Ils se plaignent des rejets industriels qui polluent la mer et qui mettent en danger de disparition certaines espèces de poisson tels le merlan, le chien de mer ou le cochon de mer. Il se plaignent aussi de l’anarchie qui règne dans l’accostage au port de pêche de Béjaïa où les chalutiers et les sardiniers font, selon leurs dires, quelques misères aux petits métiers de moins de huit mètres. Les pêcheurs de Béjaïa en veulent surtout au LEM (Laboratoire d’études maritimes) d’Alger d’avoir réalisé à Béjaïa un port de pêche, à leurs avis, en dépit du bon sens. Nasser Bouchelaghem, président de l’Association des pêcheurs, intervient avec hargne pour dire que ce port construit sans avoir consulté les principaux concernés, c’est-à-dire les pêcheurs est une monumentale aberration. Appelant à témoins les pêcheurs présents, il affirme que par mauvais temps, il est parfois impossible de faire accoster une embarcation à un des quais des appontements construits à l’ouest du port, c’est-à-dire du côté où le ressac est très violent. Quant au terre-plein réalisé par enrochement à l’est du port, le président de l’association estime qu’en dehors de la fabrique de glace, il n’apporte rien de concret aux pêcheurs vu qu’il sera partagé en lots qui seront vendus aux enchères. Dans l’immédiat, les pêcheurs réclament surtout l’eau potable, l’éclairage du port et les sanitaires. Mais le directeur général de l’Entreprise de gestion des ports et des abris de pêche de Béjaïa, Allilouche Bouiche veut rassurer son monde en mettant l’accent sur le fait que si les appontements sont réalisés en perpendiculaire, c’est pour augmenter le nombre de quais d’accostage. Quant au ressac dont parlent les pêcheurs, des études ont, selon lui, été menées en laboratoire et l’accostage s’est avéré parfaitement faisable même par très mauvais temps.

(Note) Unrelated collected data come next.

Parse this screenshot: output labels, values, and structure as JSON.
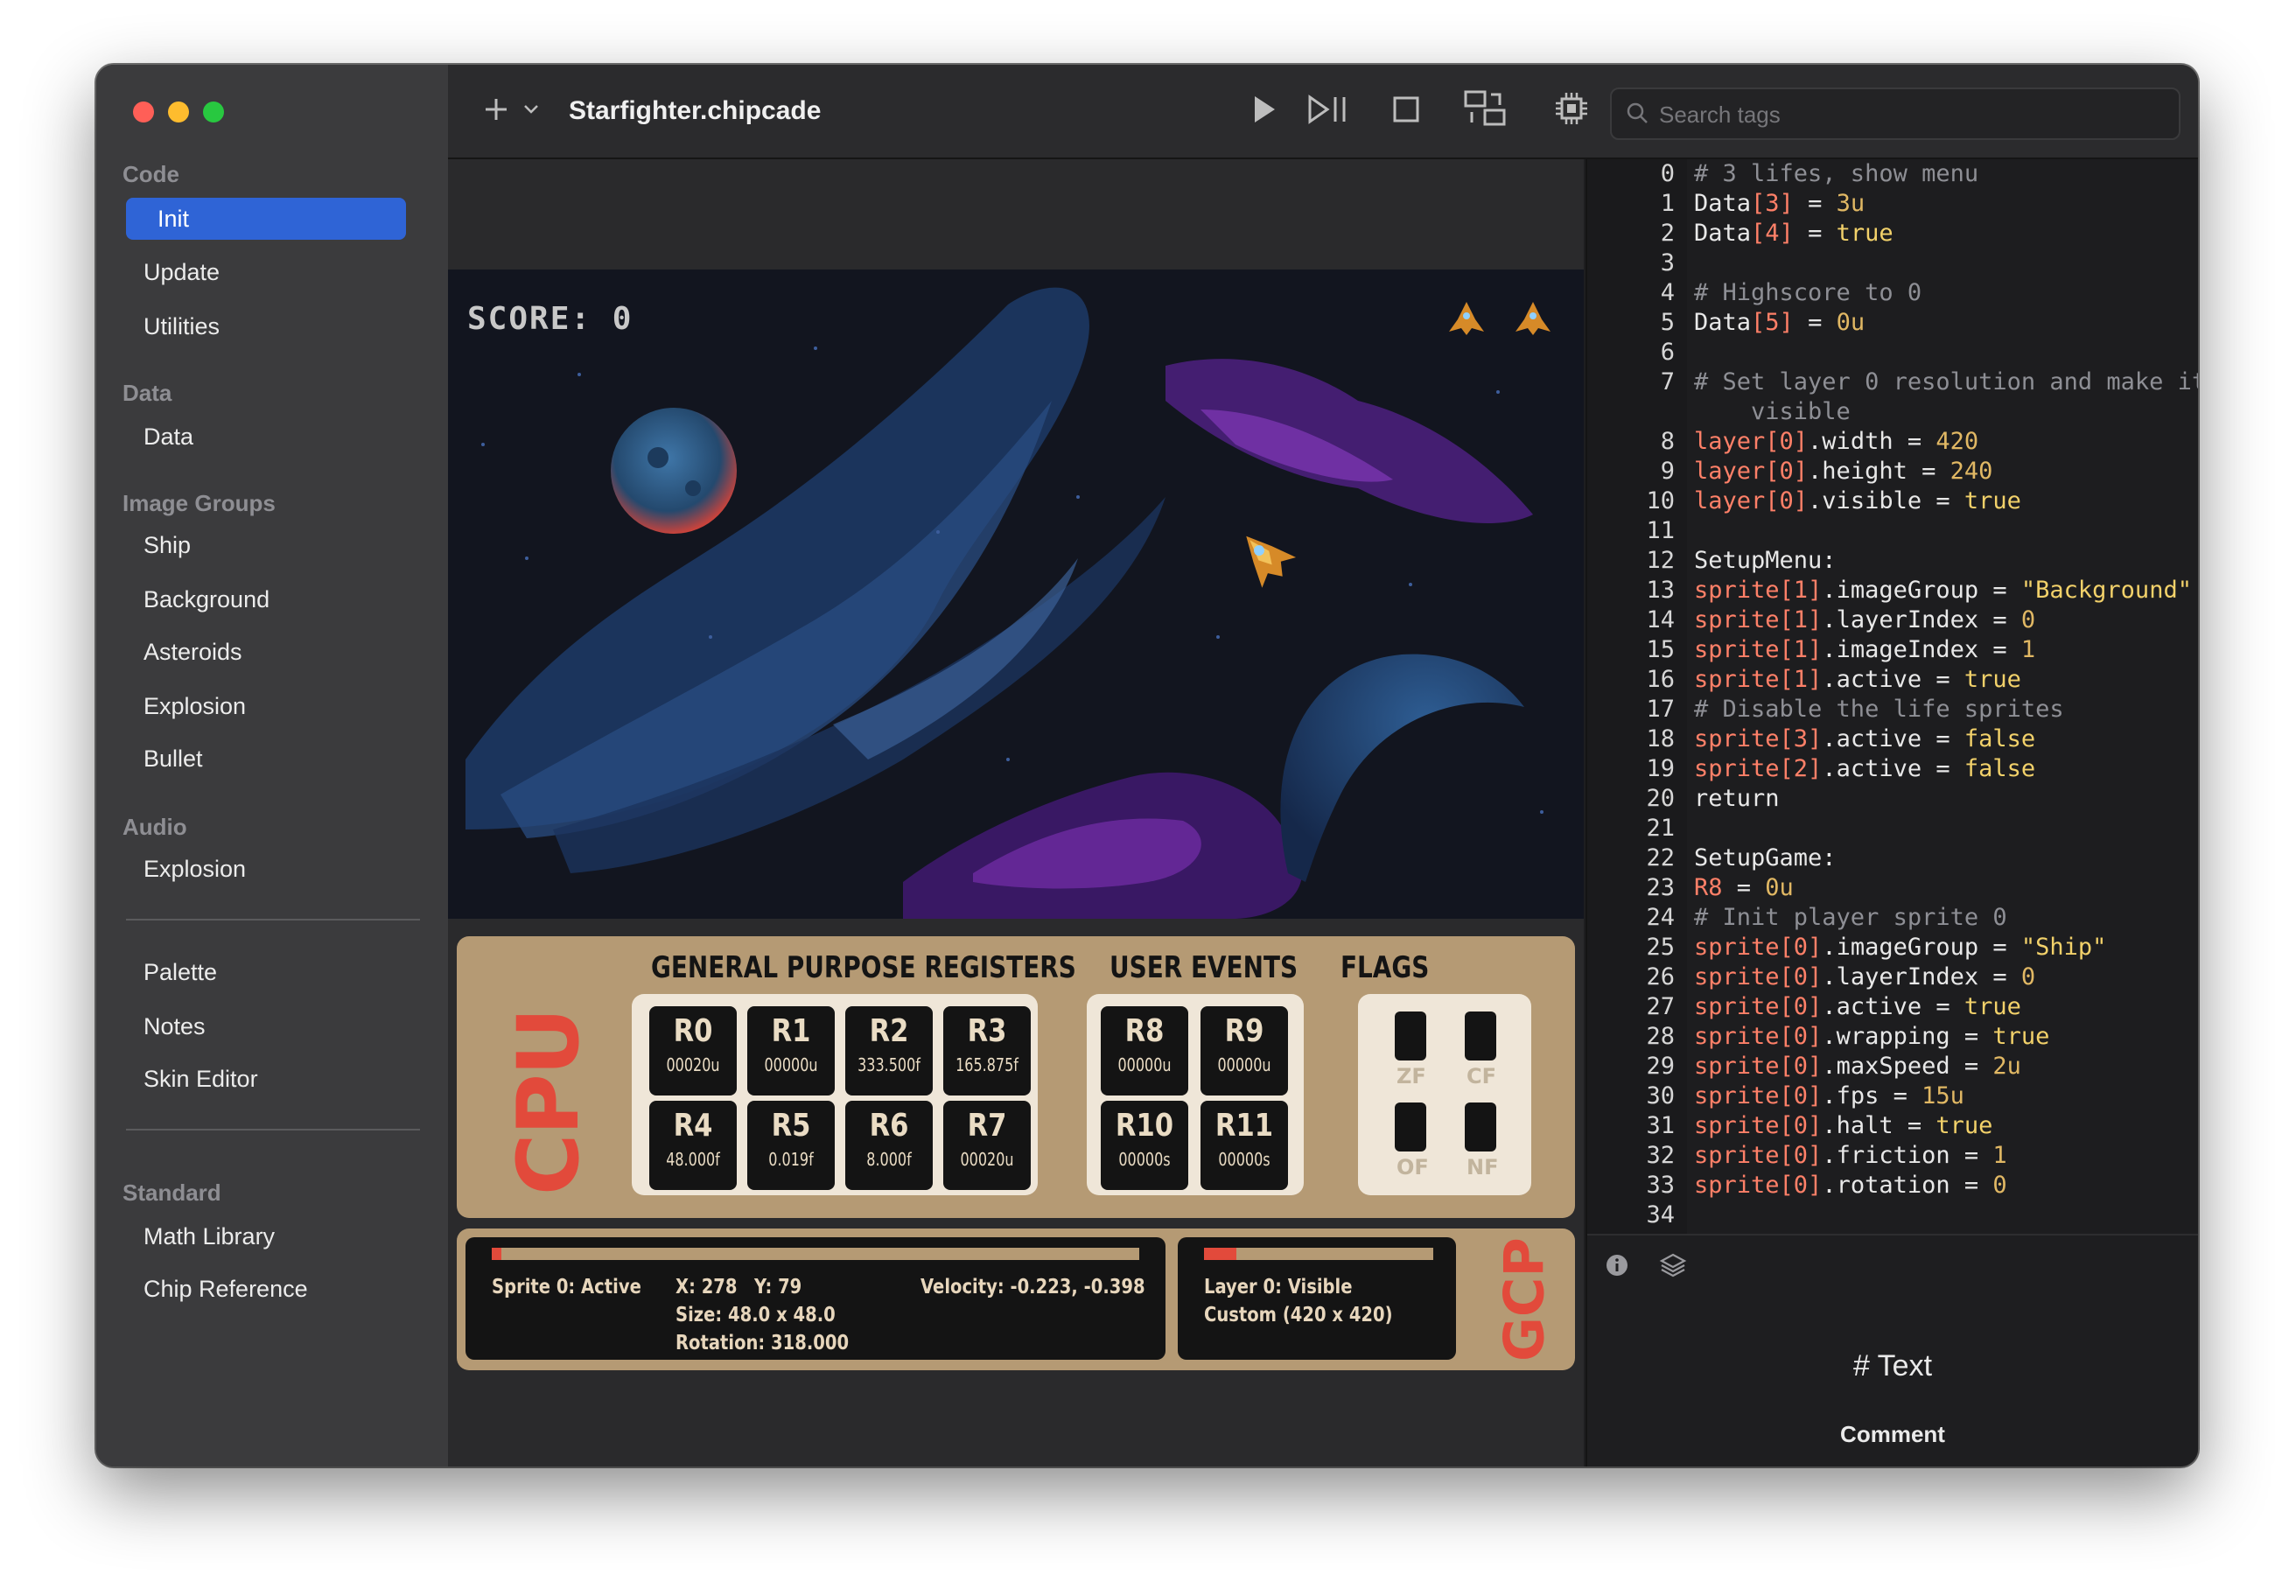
{
  "window": {
    "title": "Starfighter.chipcade"
  },
  "toolbar": {
    "add_icon": "plus-icon",
    "search_placeholder": "Search tags",
    "buttons": [
      "play-icon",
      "step-icon",
      "stop-icon",
      "swap-icon",
      "chip-icon",
      "power-icon"
    ]
  },
  "sidebar": {
    "sections": {
      "code": "Code",
      "data": "Data",
      "image_groups": "Image Groups",
      "audio": "Audio",
      "standard": "Standard"
    },
    "code_items": [
      "Init",
      "Update",
      "Utilities"
    ],
    "data_items": [
      "Data"
    ],
    "image_items": [
      "Ship",
      "Background",
      "Asteroids",
      "Explosion",
      "Bullet"
    ],
    "audio_items": [
      "Explosion"
    ],
    "misc_items": [
      "Palette",
      "Notes",
      "Skin Editor"
    ],
    "standard_items": [
      "Math Library",
      "Chip Reference"
    ],
    "selected": "Init"
  },
  "game": {
    "score": "SCORE: 0"
  },
  "cpu": {
    "label": "CPU",
    "gpr_title": "GENERAL PURPOSE REGISTERS",
    "user_events_title": "USER EVENTS",
    "flags_title": "FLAGS",
    "registers": [
      {
        "name": "R0",
        "value": "00020u"
      },
      {
        "name": "R1",
        "value": "00000u"
      },
      {
        "name": "R2",
        "value": "333.500f"
      },
      {
        "name": "R3",
        "value": "165.875f"
      },
      {
        "name": "R4",
        "value": "48.000f"
      },
      {
        "name": "R5",
        "value": "0.019f"
      },
      {
        "name": "R6",
        "value": "8.000f"
      },
      {
        "name": "R7",
        "value": "00020u"
      }
    ],
    "user_events": [
      {
        "name": "R8",
        "value": "00000u"
      },
      {
        "name": "R9",
        "value": "00000u"
      },
      {
        "name": "R10",
        "value": "00000s"
      },
      {
        "name": "R11",
        "value": "00000s"
      }
    ],
    "flags": [
      "ZF",
      "CF",
      "OF",
      "NF"
    ]
  },
  "gcp": {
    "label": "GCP",
    "sprite_progress": 0.015,
    "sprite_status": "Sprite 0: Active",
    "pos_x": "X: 278",
    "pos_y": "Y: 79",
    "velocity": "Velocity: -0.223, -0.398",
    "size": "Size: 48.0 x 48.0",
    "rotation": "Rotation: 318.000",
    "layer_progress": 0.14,
    "layer_status": "Layer 0: Visible",
    "layer_res": "Custom (420 x 420)"
  },
  "code": {
    "lines": [
      {
        "n": "0",
        "t": [
          [
            "c-comment",
            "# 3 lifes, show menu"
          ]
        ]
      },
      {
        "n": "1",
        "t": [
          [
            "c-plain",
            "Data"
          ],
          [
            "c-var",
            "[3]"
          ],
          [
            "c-plain",
            " = "
          ],
          [
            "c-num",
            "3u"
          ]
        ]
      },
      {
        "n": "2",
        "t": [
          [
            "c-plain",
            "Data"
          ],
          [
            "c-var",
            "[4]"
          ],
          [
            "c-plain",
            " = "
          ],
          [
            "c-bool",
            "true"
          ]
        ]
      },
      {
        "n": "3",
        "t": []
      },
      {
        "n": "4",
        "t": [
          [
            "c-comment",
            "# Highscore to 0"
          ]
        ]
      },
      {
        "n": "5",
        "t": [
          [
            "c-plain",
            "Data"
          ],
          [
            "c-var",
            "[5]"
          ],
          [
            "c-plain",
            " = "
          ],
          [
            "c-num",
            "0u"
          ]
        ]
      },
      {
        "n": "6",
        "t": []
      },
      {
        "n": "7",
        "t": [
          [
            "c-comment",
            "# Set layer 0 resolution and make it"
          ]
        ]
      },
      {
        "n": "",
        "t": [
          [
            "c-comment",
            "    visible"
          ]
        ]
      },
      {
        "n": "8",
        "t": [
          [
            "c-var",
            "layer[0]"
          ],
          [
            "c-plain",
            ".width = "
          ],
          [
            "c-num",
            "420"
          ]
        ]
      },
      {
        "n": "9",
        "t": [
          [
            "c-var",
            "layer[0]"
          ],
          [
            "c-plain",
            ".height = "
          ],
          [
            "c-num",
            "240"
          ]
        ]
      },
      {
        "n": "10",
        "t": [
          [
            "c-var",
            "layer[0]"
          ],
          [
            "c-plain",
            ".visible = "
          ],
          [
            "c-bool",
            "true"
          ]
        ]
      },
      {
        "n": "11",
        "t": []
      },
      {
        "n": "12",
        "t": [
          [
            "c-plain",
            "SetupMenu:"
          ]
        ]
      },
      {
        "n": "13",
        "t": [
          [
            "c-var",
            "sprite[1]"
          ],
          [
            "c-plain",
            ".imageGroup = "
          ],
          [
            "c-str",
            "\"Background\""
          ]
        ]
      },
      {
        "n": "14",
        "t": [
          [
            "c-var",
            "sprite[1]"
          ],
          [
            "c-plain",
            ".layerIndex = "
          ],
          [
            "c-num",
            "0"
          ]
        ]
      },
      {
        "n": "15",
        "t": [
          [
            "c-var",
            "sprite[1]"
          ],
          [
            "c-plain",
            ".imageIndex = "
          ],
          [
            "c-num",
            "1"
          ]
        ]
      },
      {
        "n": "16",
        "t": [
          [
            "c-var",
            "sprite[1]"
          ],
          [
            "c-plain",
            ".active = "
          ],
          [
            "c-bool",
            "true"
          ]
        ]
      },
      {
        "n": "17",
        "t": [
          [
            "c-comment",
            "# Disable the life sprites"
          ]
        ]
      },
      {
        "n": "18",
        "t": [
          [
            "c-var",
            "sprite[3]"
          ],
          [
            "c-plain",
            ".active = "
          ],
          [
            "c-bool",
            "false"
          ]
        ]
      },
      {
        "n": "19",
        "t": [
          [
            "c-var",
            "sprite[2]"
          ],
          [
            "c-plain",
            ".active = "
          ],
          [
            "c-bool",
            "false"
          ]
        ]
      },
      {
        "n": "20",
        "t": [
          [
            "c-plain",
            "return"
          ]
        ]
      },
      {
        "n": "21",
        "t": []
      },
      {
        "n": "22",
        "t": [
          [
            "c-plain",
            "SetupGame:"
          ]
        ]
      },
      {
        "n": "23",
        "t": [
          [
            "c-var",
            "R8"
          ],
          [
            "c-plain",
            " = "
          ],
          [
            "c-num",
            "0u"
          ]
        ]
      },
      {
        "n": "24",
        "t": [
          [
            "c-comment",
            "# Init player sprite 0"
          ]
        ]
      },
      {
        "n": "25",
        "t": [
          [
            "c-var",
            "sprite[0]"
          ],
          [
            "c-plain",
            ".imageGroup = "
          ],
          [
            "c-str",
            "\"Ship\""
          ]
        ]
      },
      {
        "n": "26",
        "t": [
          [
            "c-var",
            "sprite[0]"
          ],
          [
            "c-plain",
            ".layerIndex = "
          ],
          [
            "c-num",
            "0"
          ]
        ]
      },
      {
        "n": "27",
        "t": [
          [
            "c-var",
            "sprite[0]"
          ],
          [
            "c-plain",
            ".active = "
          ],
          [
            "c-bool",
            "true"
          ]
        ]
      },
      {
        "n": "28",
        "t": [
          [
            "c-var",
            "sprite[0]"
          ],
          [
            "c-plain",
            ".wrapping = "
          ],
          [
            "c-bool",
            "true"
          ]
        ]
      },
      {
        "n": "29",
        "t": [
          [
            "c-var",
            "sprite[0]"
          ],
          [
            "c-plain",
            ".maxSpeed = "
          ],
          [
            "c-num",
            "2u"
          ]
        ]
      },
      {
        "n": "30",
        "t": [
          [
            "c-var",
            "sprite[0]"
          ],
          [
            "c-plain",
            ".fps = "
          ],
          [
            "c-num",
            "15u"
          ]
        ]
      },
      {
        "n": "31",
        "t": [
          [
            "c-var",
            "sprite[0]"
          ],
          [
            "c-plain",
            ".halt = "
          ],
          [
            "c-bool",
            "true"
          ]
        ]
      },
      {
        "n": "32",
        "t": [
          [
            "c-var",
            "sprite[0]"
          ],
          [
            "c-plain",
            ".friction = "
          ],
          [
            "c-num",
            "1"
          ]
        ]
      },
      {
        "n": "33",
        "t": [
          [
            "c-var",
            "sprite[0]"
          ],
          [
            "c-plain",
            ".rotation = "
          ],
          [
            "c-num",
            "0"
          ]
        ]
      },
      {
        "n": "34",
        "t": []
      }
    ]
  },
  "inspector": {
    "title": "# Text",
    "subtitle": "Comment"
  }
}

Pour ce qui est du terre-plein, il ne restera pas en l’état, assure-t-il, puisqu’il est destiné à servir d’assiette à la construction d’un entrepôt frigorifique, d’une fabrique de glace, d’un hall pour la vente du poisson, d’un atelier de réparation navale, d’un comptoir de pièces de rechange et entre autres de 140 cases baraques pour les pêcheurs.

S’agissant du port de pêche de Tala Yilef, sur le côté ouest, actuellement en construction, qui servira sans doute à désengorger le port de pêche de Béjaïa et dans le cadre de la relance économique, à accueillir de nouvelles embarcations en vue d’augmenter la production halieutique, les pêcheurs interrogés ne le voient que comme abri utile en cas de mauvais temps.